On July 11, 2013, in United States v. State of Georgia No. 1:12-cv-2230 (N.D. Ga.), the district court issued a remedial order granting the Department's request for permanent injunctive relief and revising Georgia's election calendar to comply with the Uniformed and Overseas Citizens Absentee Voting Act (UOCAVA). On April 30, 2013, the court granted summary judgment for the United States holding that the 45-day deadline in Section 102(a)(8) of UOCAVA applies to federal runoff elections and that Georgia's electoral system therefore violated UOCAVA. On June 27, 2012, the Department filed a complaint against the State of Georgia under UOCAVA, alleging that Georgia's procedures were inadequate to ensure that its UOCAVA voters could participate fully in the state's Aug. 21, 2012, federal primary runoff election.

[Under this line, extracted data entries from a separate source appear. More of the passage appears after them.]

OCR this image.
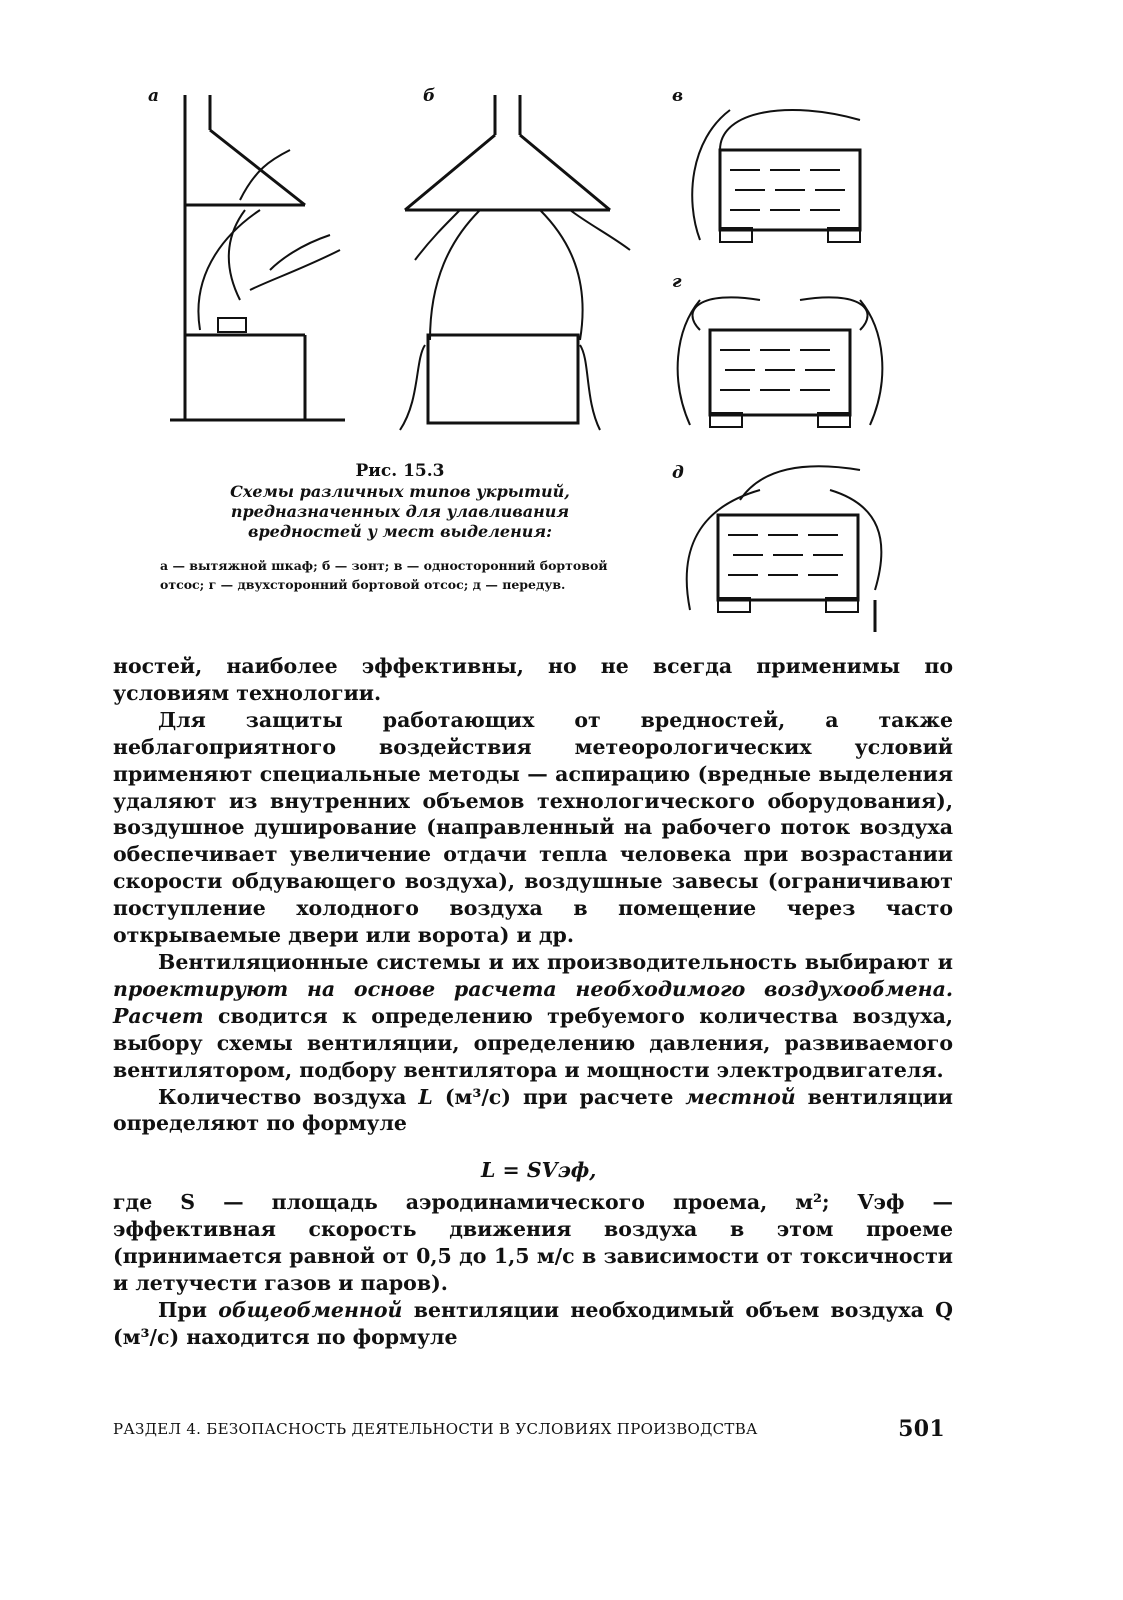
а	б	в
г
д
Рис. 15.3
Схемы различных типов укрытий, предназначенных для улавливания вредностей у мест выделения:
а — вытяжной шкаф; б — зонт; в — односторонний бортовой отсос; г — двухсторонний бортовой отсос; д — передув.

ностей, наиболее эффективны, но не всегда применимы по условиям технологии.

Для защиты работающих от вредностей, а также неблагоприятного воздействия метеорологических условий применяют специальные методы — аспирацию (вредные выделения удаляют из внутренних объемов технологического оборудования), воздушное душирование (направленный на рабочего поток воздуха обеспечивает увеличение отдачи тепла человека при возрастании скорости обдувающего воздуха), воздушные завесы (ограничивают поступление холодного воздуха в помещение через часто открываемые двери или ворота) и др.

Вентиляционные системы и их производительность выбирают и проектируют на основе расчета необходимого воздухообмена. Расчет сводится к определению требуемого количества воздуха, выбору схемы вентиляции, определению давления, развиваемого вентилятором, подбору вентилятора и мощности электродвигателя.

Количество воздуха L (м³/с) при расчете местной вентиляции определяют по формуле

L = SVэф,

где S — площадь аэродинамического проема, м²; Vэф — эффективная скорость движения воздуха в этом проеме (принимается равной от 0,5 до 1,5 м/с в зависимости от токсичности и летучести газов и паров).

При общеобменной вентиляции необходимый объем воздуха Q (м³/с) находится по формуле

РАЗДЕЛ 4. БЕЗОПАСНОСТЬ ДЕЯТЕЛЬНОСТИ В УСЛОВИЯХ ПРОИЗВОДСТВА	501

Under Georgia's election calendar official runoff election ballots would not have been available to be sent until after UOCAVA's deadline of July 7, 2012, the 45th day before this year's primary runoff election. Also on June 27, the Department moved for a temporary restraining order and preliminary injunction seeking an order, which was granted on July 5, requiring Georgia to take certain steps necessary to ensure that all affected UOCAVA voters were afforded a full opportunity to participate in the August federal primary runoff election.
On June 25, 2013, in Shelby County v. Holder, 113 S. Ct. 2612 (2013), the Supreme Court held that it is unconstitutional to use the coverage formula in Section 4(b) of the Voting Rights Act to determine which jurisdictions are subject to the preclearance requirement of Section 5 of the Voting Rights Act. The Supreme Court did not rule on the constitutionality of Section 5 itself. The effect of the Shelby County decision is that the jurisdictions identified by the coverage formula in Section 4(b) no longer need to seek preclearance for the new voting changes, unless they are covered by a separate court order entered under Section 3(c) of the Voting Rights Act.